Joseph Vogt est sans doute le membre le plus important du trio des découvreurs. Il est né à Soultz (Haut-Rhin) en 1847 dans une famille de fondeurs. Il eut une double formation de fondeur et de technicien des rouleaux de cuivre pour l’industrie textile. En 1891, il se retrouve à la tête de quatre usines (fonderies de fonte à Soultz, Mulhouse et Masevaux, de cuivre à Niederbrück). Afin de disposer à bon prix de minerais et d’énergie pour ses usines mais aussi par passion pour cette activité, il se lance dans la prospection. D’abord actionnaire dans une société pétrolière exploitant un gisement à Durrenbach (près de Pechelbronn), il fonde la société de sondage Gute Hoffnung (Bonne Espérance) spécialisée dans la fabrication de tours de forage à grande profondeur mises au point par l’ingénieur allemand Anton Raky puis par Joseph Vogt lui-même.
Ni charbon ni pétrole…
En 1900, il recentre les activités de forage dans la vallée de la Doller, à proximité de ses usines, et effectue, en association avec Jean-Baptiste Grisez, des sondages visant à découvrir un filon de houille dans le prolongement de celui de Ronchamp (distant d’environ 25 km) ou du pétrole dont on avait trouvé des traces dans l’eau de certaines sources du Sundgau. C’est un échec.
Mais le mariage de l’une de ses filles, en 1903, va relancer ce projet sur un nouveau site. C’est en effet à cette occasion qu’il rencontre Amélie Zürcher qui lui fait part de son rêve prémonitoire et lui propose d’effectuer un sondage sur ses terres. Les nouveaux associés créent alors la « Société en participation pour la recherche de la houille en Alsace » au capital de 100 000 Marks. Joseph Vogt s’engagea pour la moitié de la somme ; Amélie Zürcher et son frère Albert, Jean-Baptiste Grisez et le Dr Fischer apportèrent 12 500 Marks chacun.
… mais de la potasse
« Echantillons constitués par quelques impuretés (argiles, calcaires dolomitiques et schistes) mêlés à du chlorure de sodium et du chlorure de potassium ».
Voilà en substance le rapport livré en juillet 1904 par un laboratoire strasbourgeois à propos d’une « carotte » de forage remontée des profondeurs de la forêt du Nonnenbruch sur le ban de la commune de Wittelsheim, à 3,5 km de son clocher et à proximité immédiate de la ligne de chemin de fer Mulhouse-Kruth. Le sondage se poursuivit jusqu’au 31 octobre où il atteignit la cote – 1119 mètres.

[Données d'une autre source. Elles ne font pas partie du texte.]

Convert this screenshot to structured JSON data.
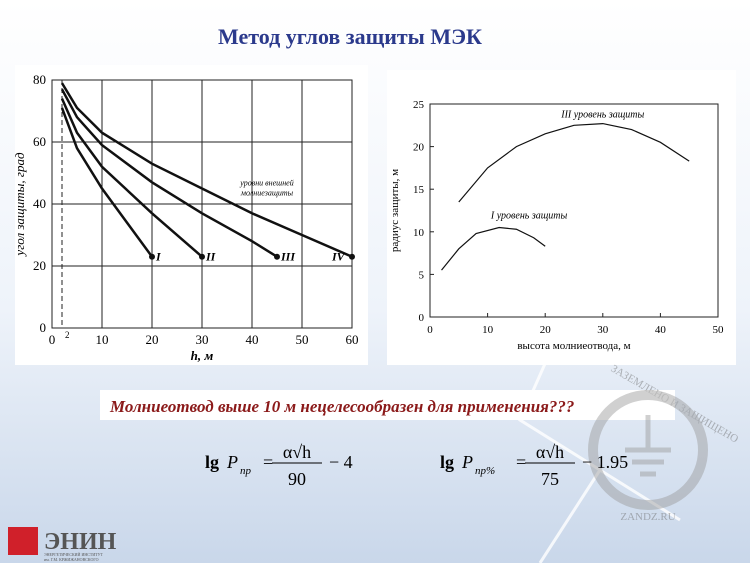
{
  "title": "Метод углов защиты МЭК",
  "chart_data": [
    {
      "type": "line",
      "xlabel": "h,  м",
      "ylabel": "угол защиты, град",
      "xlim": [
        0,
        60
      ],
      "ylim": [
        0,
        80
      ],
      "xticks": [
        0,
        10,
        20,
        30,
        40,
        50,
        60
      ],
      "yticks": [
        0,
        20,
        40,
        60,
        80
      ],
      "grid": true,
      "reference_x": 2,
      "color": "#111111",
      "annotation": [
        "уровни внешней",
        "молниезащиты"
      ],
      "series": [
        {
          "name": "I",
          "x": [
            2,
            5,
            10,
            15,
            20
          ],
          "values": [
            71,
            58,
            45,
            34,
            23
          ]
        },
        {
          "name": "II",
          "x": [
            2,
            5,
            10,
            20,
            30
          ],
          "values": [
            74,
            63,
            52,
            37,
            23
          ]
        },
        {
          "name": "III",
          "x": [
            2,
            5,
            10,
            20,
            30,
            40,
            45
          ],
          "values": [
            77,
            68,
            59,
            47,
            37,
            28,
            23
          ]
        },
        {
          "name": "IV",
          "x": [
            2,
            5,
            10,
            20,
            30,
            40,
            50,
            60
          ],
          "values": [
            79,
            71,
            63,
            53,
            45,
            37,
            30,
            23
          ]
        }
      ]
    },
    {
      "type": "line",
      "xlabel": "высота молниеотвода,  м",
      "ylabel": "радиус защиты,  м",
      "xlim": [
        0,
        50
      ],
      "ylim": [
        0,
        25
      ],
      "xticks": [
        0,
        10,
        20,
        30,
        40,
        50
      ],
      "yticks": [
        0,
        5,
        10,
        15,
        20,
        25
      ],
      "grid": false,
      "color": "#111111",
      "series": [
        {
          "name": "III уровень защиты",
          "x": [
            5,
            10,
            15,
            20,
            25,
            30,
            35,
            40,
            45
          ],
          "values": [
            13.5,
            17.5,
            20,
            21.5,
            22.5,
            22.7,
            22,
            20.5,
            18.3
          ]
        },
        {
          "name": "I уровень защиты",
          "x": [
            2,
            5,
            8,
            12,
            15,
            18,
            20
          ],
          "values": [
            5.5,
            8,
            9.8,
            10.5,
            10.3,
            9.3,
            8.3
          ]
        }
      ]
    }
  ],
  "banner": "Молниеотвод выше 10 м нецелесообразен для применения???",
  "formulas": [
    {
      "lg": "lg",
      "p": "P",
      "sub": "пр",
      "num": "α√h",
      "den": "90",
      "tail": "− 4"
    },
    {
      "lg": "lg",
      "p": "P",
      "sub": "пр%",
      "num": "α√h",
      "den": "75",
      "tail": "− 1.95"
    }
  ],
  "logo": {
    "name": "ЭНИН",
    "line1": "ЭНЕРГЕТИЧЕСКИЙ ИНСТИТУТ",
    "line2": "им. Г.М. КРЖИЖАНОВСКОГО"
  },
  "watermark": {
    "ring": "ЗАЗЕМЛЕНО И ЗАЩИЩЕНО",
    "site": "ZANDZ.RU"
  }
}
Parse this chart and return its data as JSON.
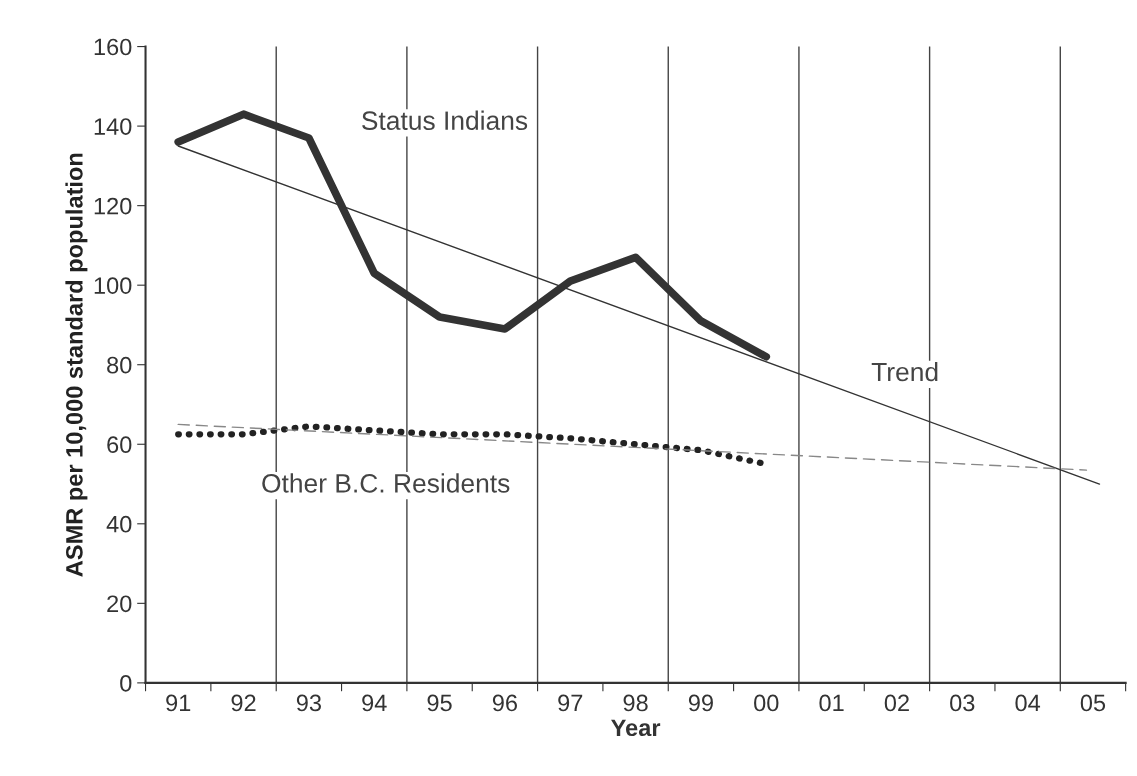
{
  "chart_data": {
    "type": "line",
    "xlabel": "Year",
    "ylabel": "ASMR per 10,000 standard population",
    "xlim": [
      1990.5,
      2005.5
    ],
    "ylim": [
      0,
      160
    ],
    "yticks": [
      0,
      20,
      40,
      60,
      80,
      100,
      120,
      140,
      160
    ],
    "xticks": [
      {
        "value": 1990.5,
        "label": null
      },
      {
        "value": 1991,
        "label": "91"
      },
      {
        "value": 1991.5,
        "label": null
      },
      {
        "value": 1992,
        "label": "92"
      },
      {
        "value": 1992.5,
        "label": null
      },
      {
        "value": 1993,
        "label": "93"
      },
      {
        "value": 1993.5,
        "label": null
      },
      {
        "value": 1994,
        "label": "94"
      },
      {
        "value": 1994.5,
        "label": null
      },
      {
        "value": 1995,
        "label": "95"
      },
      {
        "value": 1995.5,
        "label": null
      },
      {
        "value": 1996,
        "label": "96"
      },
      {
        "value": 1996.5,
        "label": null
      },
      {
        "value": 1997,
        "label": "97"
      },
      {
        "value": 1997.5,
        "label": null
      },
      {
        "value": 1998,
        "label": "98"
      },
      {
        "value": 1998.5,
        "label": null
      },
      {
        "value": 1999,
        "label": "99"
      },
      {
        "value": 1999.5,
        "label": null
      },
      {
        "value": 2000,
        "label": "00"
      },
      {
        "value": 2000.5,
        "label": null
      },
      {
        "value": 2001,
        "label": "01"
      },
      {
        "value": 2001.5,
        "label": null
      },
      {
        "value": 2002,
        "label": "02"
      },
      {
        "value": 2002.5,
        "label": null
      },
      {
        "value": 2003,
        "label": "03"
      },
      {
        "value": 2003.5,
        "label": null
      },
      {
        "value": 2004,
        "label": "04"
      },
      {
        "value": 2004.5,
        "label": null
      },
      {
        "value": 2005,
        "label": "05"
      },
      {
        "value": 2005.5,
        "label": null
      }
    ],
    "grid": false,
    "legend": false,
    "marker": "none",
    "series": [
      {
        "name": "Status Indians",
        "color": "#333333",
        "line_style": "solid",
        "x": [
          1991,
          1992,
          1993,
          1994,
          1995,
          1996,
          1997,
          1998,
          1999,
          2000
        ],
        "values": [
          136,
          143,
          137,
          103,
          92,
          89,
          101,
          107,
          91,
          82
        ]
      },
      {
        "name": "Other B.C. Residents",
        "color": "#222222",
        "line_style": "dotted",
        "x": [
          1991,
          1992,
          1993,
          1994,
          1995,
          1996,
          1997,
          1998,
          1999,
          2000
        ],
        "values": [
          62.5,
          62.5,
          64.5,
          63.5,
          62.5,
          62.5,
          61.5,
          60,
          58.5,
          55
        ]
      },
      {
        "name": "Trend",
        "color": "#333333",
        "line_style": "solid",
        "x": [
          1991,
          2005.1
        ],
        "values": [
          135,
          50
        ]
      },
      {
        "color": "#888888",
        "line_style": "dashed",
        "x": [
          1991,
          2004.9
        ],
        "values": [
          65,
          53.5
        ]
      }
    ],
    "ref_lines": [
      {
        "axis": "x",
        "value": 1992.5,
        "color": "#444444"
      },
      {
        "axis": "x",
        "value": 1994.5,
        "color": "#444444"
      },
      {
        "axis": "x",
        "value": 1996.5,
        "color": "#444444"
      },
      {
        "axis": "x",
        "value": 1998.5,
        "color": "#444444"
      },
      {
        "axis": "x",
        "value": 2000.5,
        "color": "#444444"
      },
      {
        "axis": "x",
        "value": 2002.5,
        "color": "#444444"
      },
      {
        "axis": "x",
        "value": 2004.5,
        "color": "#444444"
      }
    ]
  }
}
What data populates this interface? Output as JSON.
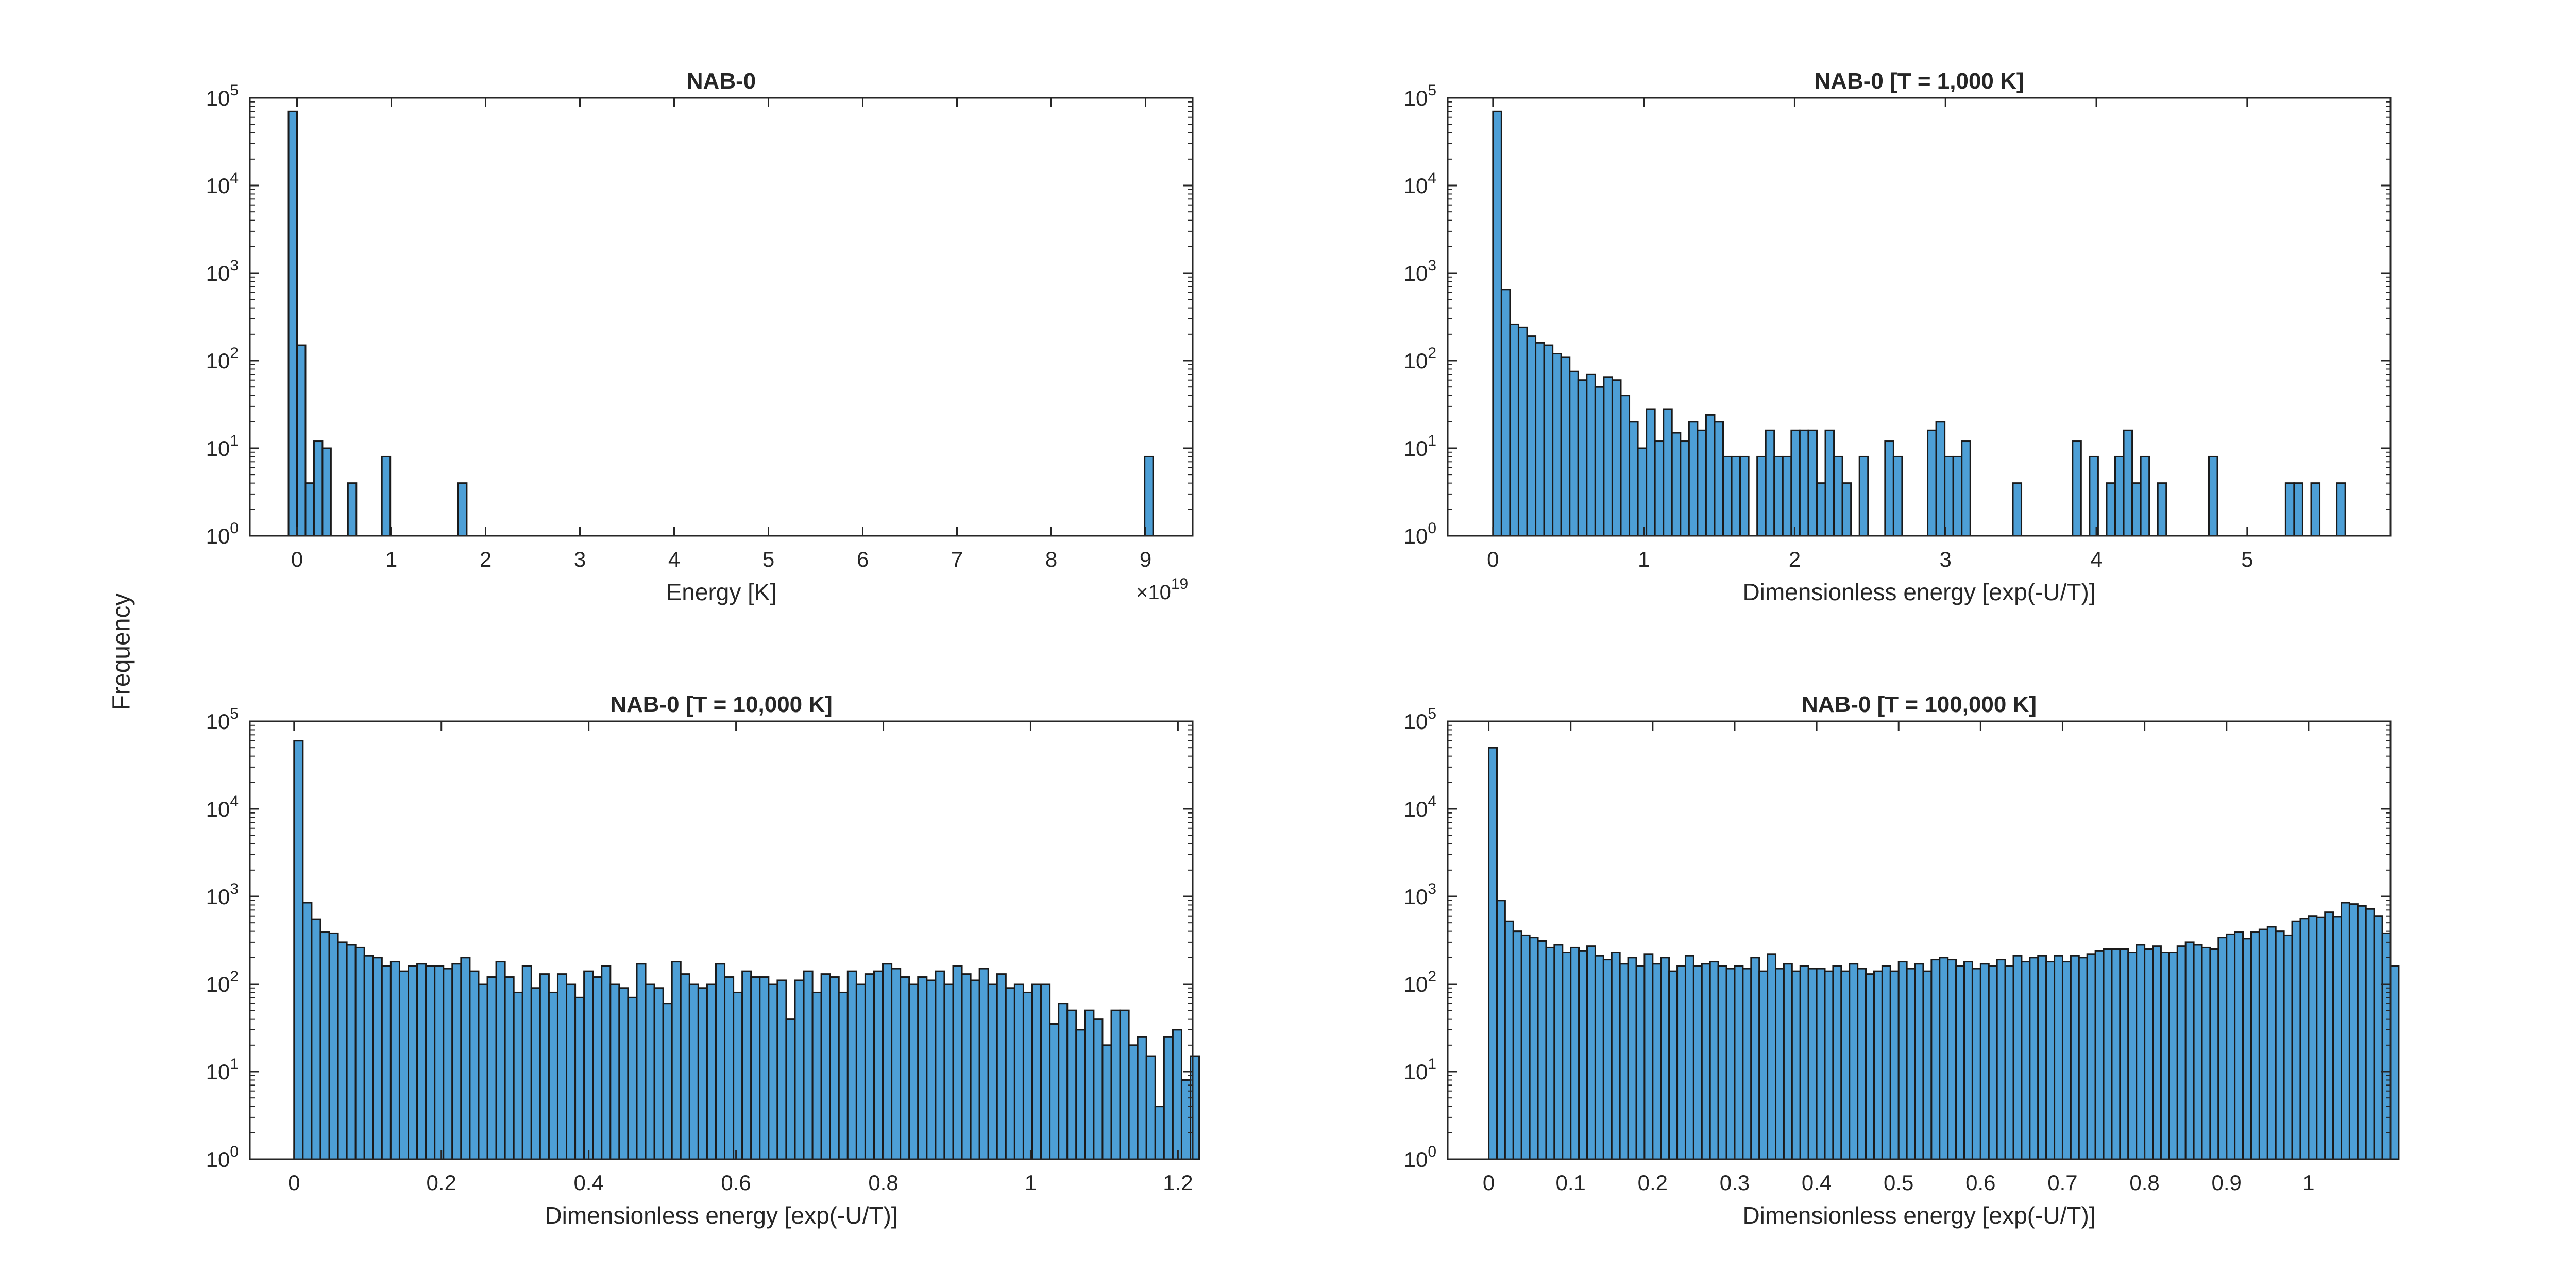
{
  "figure": {
    "ylabel": "Frequency",
    "bar_color": "#4d9fd6",
    "edge_color": "#1a1a1a",
    "axis_color": "#262626"
  },
  "chart_data": [
    {
      "type": "bar",
      "title": "NAB-0",
      "xlabel": "Energy [K]",
      "ylabel": "Frequency",
      "xscale": "linear",
      "yscale": "log",
      "xlim": [
        -0.5,
        9.5
      ],
      "ylim": [
        1,
        100000
      ],
      "xticks": [
        0,
        1,
        2,
        3,
        4,
        5,
        6,
        7,
        8,
        9
      ],
      "xtick_labels": [
        "0",
        "1",
        "2",
        "3",
        "4",
        "5",
        "6",
        "7",
        "8",
        "9"
      ],
      "x_exponent_label": "×10",
      "x_exponent": "19",
      "yticks": [
        1,
        10,
        100,
        1000,
        10000,
        100000
      ],
      "ytick_exponents": [
        "0",
        "1",
        "2",
        "3",
        "4",
        "5"
      ],
      "bin_width": 0.09,
      "bins_start": -0.09,
      "bins": [
        {
          "x": -0.09,
          "y": 70000
        },
        {
          "x": 0.0,
          "y": 150
        },
        {
          "x": 0.09,
          "y": 4
        },
        {
          "x": 0.18,
          "y": 12
        },
        {
          "x": 0.27,
          "y": 10
        },
        {
          "x": 0.54,
          "y": 4
        },
        {
          "x": 0.9,
          "y": 8
        },
        {
          "x": 1.71,
          "y": 4
        },
        {
          "x": 8.99,
          "y": 8
        }
      ],
      "grid": false
    },
    {
      "type": "bar",
      "title": "NAB-0 [T = 1,000 K]",
      "xlabel": "Dimensionless energy [exp(-U/T)]",
      "ylabel": "Frequency",
      "xscale": "linear",
      "yscale": "log",
      "xlim": [
        -0.3,
        5.95
      ],
      "ylim": [
        1,
        100000
      ],
      "xticks": [
        0,
        1,
        2,
        3,
        4,
        5
      ],
      "xtick_labels": [
        "0",
        "1",
        "2",
        "3",
        "4",
        "5"
      ],
      "yticks": [
        1,
        10,
        100,
        1000,
        10000,
        100000
      ],
      "ytick_exponents": [
        "0",
        "1",
        "2",
        "3",
        "4",
        "5"
      ],
      "bin_width": 0.0565,
      "bins_start": 0,
      "counts": [
        70000,
        650,
        260,
        240,
        190,
        160,
        150,
        120,
        110,
        75,
        60,
        70,
        50,
        65,
        60,
        40,
        20,
        10,
        28,
        12,
        28,
        15,
        12,
        20,
        16,
        24,
        20,
        8,
        8,
        8,
        0,
        8,
        16,
        8,
        8,
        16,
        16,
        16,
        4,
        16,
        8,
        4,
        0,
        8,
        0,
        0,
        12,
        8,
        0,
        0,
        0,
        16,
        20,
        8,
        8,
        12,
        0,
        0,
        0,
        0,
        0,
        4,
        0,
        0,
        0,
        0,
        0,
        0,
        12,
        0,
        8,
        0,
        4,
        8,
        16,
        4,
        8,
        0,
        4,
        0,
        0,
        0,
        0,
        0,
        8,
        0,
        0,
        0,
        0,
        0,
        0,
        0,
        0,
        4,
        4,
        0,
        4,
        0,
        0,
        4
      ],
      "grid": false
    },
    {
      "type": "bar",
      "title": "NAB-0 [T = 10,000 K]",
      "xlabel": "Dimensionless energy [exp(-U/T)]",
      "ylabel": "Frequency",
      "xscale": "linear",
      "yscale": "log",
      "xlim": [
        -0.06,
        1.22
      ],
      "ylim": [
        1,
        100000
      ],
      "xticks": [
        0,
        0.2,
        0.4,
        0.6,
        0.8,
        1,
        1.2
      ],
      "xtick_labels": [
        "0",
        "0.2",
        "0.4",
        "0.6",
        "0.8",
        "1",
        "1.2"
      ],
      "yticks": [
        1,
        10,
        100,
        1000,
        10000,
        100000
      ],
      "ytick_exponents": [
        "0",
        "1",
        "2",
        "3",
        "4",
        "5"
      ],
      "bin_width": 0.01193,
      "bins_start": 0,
      "counts": [
        60000,
        850,
        550,
        390,
        380,
        300,
        280,
        260,
        210,
        200,
        160,
        180,
        140,
        160,
        170,
        160,
        160,
        150,
        170,
        200,
        140,
        100,
        120,
        180,
        120,
        80,
        160,
        90,
        130,
        80,
        130,
        100,
        70,
        140,
        120,
        160,
        100,
        90,
        70,
        170,
        100,
        90,
        60,
        180,
        130,
        100,
        90,
        100,
        170,
        120,
        80,
        140,
        120,
        120,
        100,
        110,
        40,
        110,
        140,
        80,
        130,
        120,
        80,
        140,
        100,
        130,
        140,
        170,
        150,
        120,
        100,
        120,
        110,
        140,
        100,
        160,
        130,
        110,
        150,
        100,
        130,
        90,
        100,
        80,
        100,
        100,
        35,
        60,
        50,
        30,
        50,
        40,
        20,
        50,
        50,
        20,
        25,
        15,
        4,
        25,
        30,
        8,
        15
      ],
      "grid": false
    },
    {
      "type": "bar",
      "title": "NAB-0 [T = 100,000 K]",
      "xlabel": "Dimensionless energy [exp(-U/T)]",
      "ylabel": "Frequency",
      "xscale": "linear",
      "yscale": "log",
      "xlim": [
        -0.05,
        1.1
      ],
      "ylim": [
        1,
        100000
      ],
      "xticks": [
        0,
        0.1,
        0.2,
        0.3,
        0.4,
        0.5,
        0.6,
        0.7,
        0.8,
        0.9,
        1
      ],
      "xtick_labels": [
        "0",
        "0.1",
        "0.2",
        "0.3",
        "0.4",
        "0.5",
        "0.6",
        "0.7",
        "0.8",
        "0.9",
        "1"
      ],
      "yticks": [
        1,
        10,
        100,
        1000,
        10000,
        100000
      ],
      "ytick_exponents": [
        "0",
        "1",
        "2",
        "3",
        "4",
        "5"
      ],
      "bin_width": 0.01,
      "bins_start": 0,
      "counts": [
        50000,
        900,
        520,
        400,
        360,
        340,
        310,
        260,
        280,
        230,
        260,
        240,
        270,
        210,
        190,
        230,
        170,
        200,
        160,
        220,
        170,
        200,
        140,
        160,
        210,
        160,
        170,
        180,
        160,
        150,
        160,
        150,
        200,
        140,
        220,
        150,
        170,
        140,
        160,
        150,
        150,
        140,
        160,
        140,
        170,
        150,
        130,
        140,
        160,
        140,
        180,
        150,
        170,
        140,
        190,
        200,
        190,
        160,
        180,
        150,
        170,
        160,
        190,
        160,
        210,
        180,
        200,
        210,
        180,
        210,
        180,
        210,
        200,
        220,
        240,
        250,
        250,
        250,
        230,
        280,
        250,
        270,
        230,
        230,
        270,
        300,
        280,
        260,
        250,
        340,
        370,
        390,
        330,
        390,
        420,
        450,
        400,
        360,
        520,
        560,
        600,
        580,
        660,
        590,
        850,
        820,
        780,
        720,
        600,
        380,
        160
      ],
      "grid": false
    }
  ]
}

Cette sylvinite (c’est ainsi qu’on nomme la roche constituée par les deux chlorures précités), zébrée de rose-orangé et de gris-blanc, assura la richesse de ses découvreurs et, surtout, elle permit la création d’un bassin d’emplois où une nouvelle communauté, celle des mineurs, vécut une épopée marquée par bien des particularismes.
De leur mise en exploitation en février 1910, jusqu’à l’arrêt d’extraction en septembre 2002, les mines du bassin potassique ont assuré une production de 567 millions de tonnes de sel brut, soit environ 140 millions de tonnes de chlorure de potassium pur, utilisées essentiellement comme engrais pour l’agriculture.
L’Alsace ne se contentait pas seulement d’être une des plus belles provinces de France par son agriculture, sa viticulture et ses industries textiles et mécaniques, mais elle offrait en outre, dans son sous-sol, une richesse unique en France : la potasse.